The idea of writing a song that echoes through the ages is one that must sit close to the top of most artists’ bucket list. The advent of the internet and overnight pop sensations has made that accomplishment a touch more difficult, but soul-stirring music is not something easily suppressed.

“I know we all want to play timeless music; I know I do,” Moss relates. “I don’t quite know how to do that but it seems that everything that is timeless stands out in the genre. There’s always that one person like Frank Zappa, James Brown, J-Dilla. They all tried to push their own shit even though there’s all this other stuff happening around them but they cut through everything. They drew influences from everything around them at the time but then put it all together.

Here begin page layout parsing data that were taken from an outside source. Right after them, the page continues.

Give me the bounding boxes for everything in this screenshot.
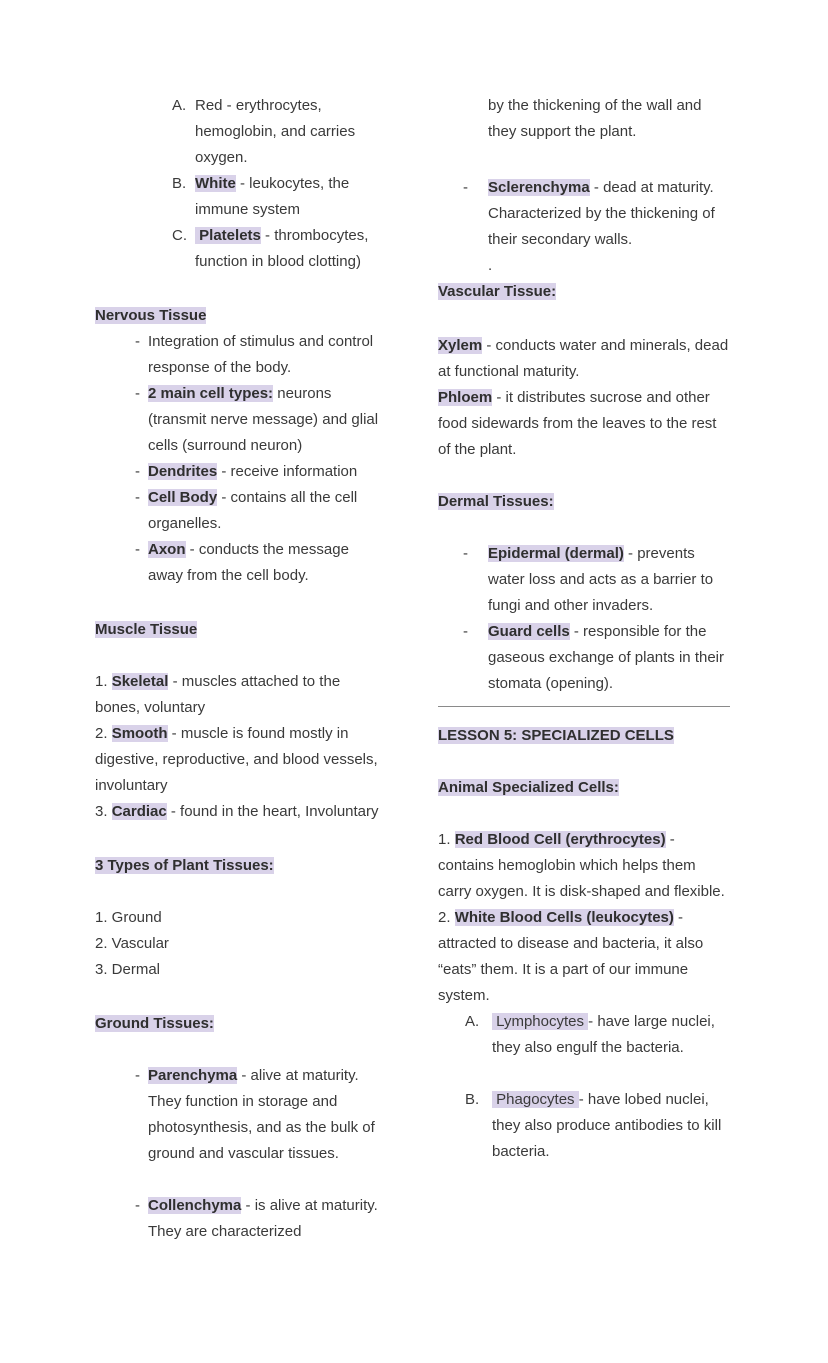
dash-bullet: - (463, 179, 468, 196)
list-text: Integration of stimulus and control response of the body. (148, 333, 378, 376)
section-heading-muscle-tissue (95, 617, 384, 643)
animal-cells-list (438, 827, 730, 1009)
highlighted-term: Skeletal (111, 673, 169, 690)
heading-text: Ground Tissues: (95, 1015, 214, 1032)
plant-tissue-types-list (95, 905, 384, 983)
dash-bullet: - (463, 545, 468, 562)
list-text (148, 537, 384, 589)
highlighted-term: Collenchyma (148, 1197, 242, 1214)
heading-text: 3 Types of Plant Tissues: (95, 857, 274, 874)
definition-text: neurons (transmit nerve message) and glial cells (surround neuron) (148, 385, 383, 454)
list-text (148, 381, 384, 459)
list-text (148, 485, 384, 537)
list-item-phagocytes (438, 1087, 730, 1165)
dash-bullet: - (135, 541, 140, 558)
dermal-tissues-list (438, 541, 730, 697)
definition-text: - attracted to disease and bacteria, it also “eats” them. It is a part of our immune system. (438, 909, 708, 1004)
numbered-item: 1. Ground (95, 909, 162, 926)
item-number: 2. (95, 725, 112, 742)
continuation-paragraph: by the thickening of the wall and they support the plant. (488, 97, 706, 140)
numbered-item-wbc (438, 905, 730, 1009)
list-item (95, 537, 384, 589)
dash-bullet: - (135, 463, 140, 480)
definition-text: - thrombocytes, function in blood clotting) (195, 227, 373, 270)
dash-bullet: - (135, 1067, 140, 1084)
list-item (95, 459, 384, 485)
definition-text: - it distributes sucrose and other food sidewards from the leaves to the rest of the plant. (438, 389, 721, 458)
highlighted-term: Guard cells (488, 623, 570, 640)
list-text (488, 619, 730, 697)
list-item (95, 329, 384, 381)
list-text: Red - erythrocytes, hemoglobin, and carries oxygen. (195, 97, 360, 166)
definition-text: - alive at maturity. They function in storage and photosynthesis, and as the bulk of ground and vascular tissues. (148, 1067, 379, 1162)
highlighted-term: Parenchyma (148, 1067, 238, 1084)
nervous-tissue-list (95, 329, 384, 589)
list-letter: B. (465, 1091, 480, 1108)
section-heading-vascular-tissue (438, 279, 730, 305)
list-item (95, 485, 384, 537)
muscle-tissue-list (95, 669, 384, 825)
numbered-item: 3. Dermal (95, 961, 161, 978)
highlighted-term: Platelets (195, 227, 261, 244)
section-heading-dermal-tissues (438, 489, 730, 515)
highlighted-term: Epidermal (dermal) (488, 545, 624, 562)
blood-components-list (95, 93, 384, 275)
ground-tissues-list (95, 1063, 384, 1245)
list-item-collenchyma (95, 1193, 384, 1245)
highlighted-term: Smooth (111, 725, 168, 742)
definition-text: - contains hemoglobin which helps them carry oxygen. It is disk-shaped and flexible. (438, 831, 725, 900)
list-letter: A. (172, 97, 187, 114)
item-number: 1. (438, 831, 455, 848)
definition-text: - receive information (217, 463, 358, 480)
highlighted-term: Cardiac (111, 803, 167, 820)
highlighted-term: Phagocytes (492, 1091, 579, 1108)
highlighted-term: Axon (148, 541, 186, 558)
list-text (195, 223, 384, 275)
dash-bullet: - (135, 385, 140, 402)
list-item-red (95, 93, 384, 171)
section-heading-lesson5 (438, 723, 730, 749)
definition-text: - muscles attached to the bones, voluntary (95, 673, 345, 716)
definition-text: - responsible for the gaseous exchange of plants in their stomata (opening). (488, 623, 729, 692)
definition-text: - have large nuclei, they also engulf the bacteria. (492, 1013, 720, 1056)
list-text (492, 1087, 730, 1165)
list-text (488, 175, 730, 253)
definition-text: - leukocytes, the immune system (195, 175, 354, 218)
numbered-item-rbc (438, 827, 730, 905)
list-item-parenchyma (95, 1063, 384, 1167)
list-letter: C. (172, 227, 187, 244)
numbered-item: 2. Vascular (95, 935, 169, 952)
dash-bullet: - (135, 1197, 140, 1214)
item-number: 1. (95, 673, 112, 690)
numbered-item (95, 799, 384, 825)
heading-text: LESSON 5: SPECIALIZED CELLS (438, 727, 674, 744)
stray-period: . (488, 257, 493, 274)
definition-text: - is alive at maturity. They are characterized (148, 1197, 382, 1240)
highlighted-term: 2 main cell types: (148, 385, 274, 402)
highlighted-term: Phloem (438, 389, 493, 406)
section-heading-ground-tissues (95, 1011, 384, 1037)
highlighted-term: Sclerenchyma (488, 179, 590, 196)
section-heading-plant-tissues (95, 853, 384, 879)
definition-text: - contains all the cell organelles. (148, 489, 362, 532)
vascular-tissue-list (438, 333, 733, 463)
list-text (195, 171, 384, 223)
right-column (438, 93, 733, 1165)
definition-text: - found in the heart, Involuntary (166, 803, 379, 820)
highlighted-term: White Blood Cells (leukocytes) (454, 909, 674, 926)
list-text (492, 1009, 730, 1061)
list-letter: A. (465, 1013, 480, 1030)
numbered-item (95, 669, 384, 721)
list-text (488, 541, 730, 619)
heading-text: Nervous Tissue (95, 307, 207, 324)
list-item-white (95, 171, 384, 223)
list-item-sclerenchyma (438, 175, 730, 253)
item-number: 2. (438, 909, 455, 926)
dash-bullet: - (135, 333, 140, 350)
list-text (148, 1193, 384, 1245)
dash-bullet: - (463, 623, 468, 640)
left-column (95, 93, 384, 1245)
term-paragraph-xylem (438, 333, 733, 385)
definition-text: - have lobed nuclei, they also produce antibodies to kill bacteria. (492, 1091, 726, 1160)
wbc-sublist (438, 1009, 730, 1165)
list-item-epidermal (438, 541, 730, 619)
heading-text: Animal Specialized Cells: (438, 779, 619, 796)
definition-text: - prevents water loss and acts as a barrier to fungi and other invaders. (488, 545, 718, 614)
dash-bullet: - (135, 489, 140, 506)
highlighted-term: White (195, 175, 236, 192)
heading-text: Dermal Tissues: (438, 493, 554, 510)
numbered-item (95, 721, 384, 799)
list-item (95, 381, 384, 459)
section-divider (438, 706, 730, 707)
list-item-guard-cells (438, 619, 730, 697)
heading-text: Muscle Tissue (95, 621, 198, 638)
heading-text: Vascular Tissue: (438, 283, 557, 300)
highlighted-term: Lymphocytes (492, 1013, 589, 1030)
item-number: 3. (95, 803, 112, 820)
definition-text: - dead at maturity. Characterized by the thickening of their secondary walls. (488, 179, 719, 248)
list-letter: B. (172, 175, 187, 192)
highlighted-term: Dendrites (148, 463, 218, 480)
highlighted-term: Red Blood Cell (erythrocytes) (454, 831, 666, 848)
highlighted-term: Cell Body (148, 489, 218, 506)
list-item-lymphocytes (438, 1009, 730, 1061)
list-text (148, 1063, 384, 1167)
section-heading-nervous-tissue (95, 303, 384, 329)
list-item-platelets (95, 223, 384, 275)
highlighted-term: Xylem (438, 337, 483, 354)
definition-text: - conducts water and minerals, dead at functional maturity. (438, 337, 733, 380)
definition-text: - muscle is found mostly in digestive, reproductive, and blood vessels, involuntary (95, 725, 382, 794)
definition-text: - conducts the message away from the cell body. (148, 541, 354, 584)
section-heading-animal-cells (438, 775, 730, 801)
term-paragraph-phloem (438, 385, 730, 463)
list-text (148, 459, 384, 485)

“It’s just really cool and hopefully we’re part of the same kind of movement of musicians all around the world that are pushing for that.”

The waves we first felt from the internet boom now seemed to have settled and it looks like we’re starting to discern the mainstay artists from the throwaways, and if Hiatus Kaiyote keep digging for those common denominators in music and the world, who knows what they will hit upon?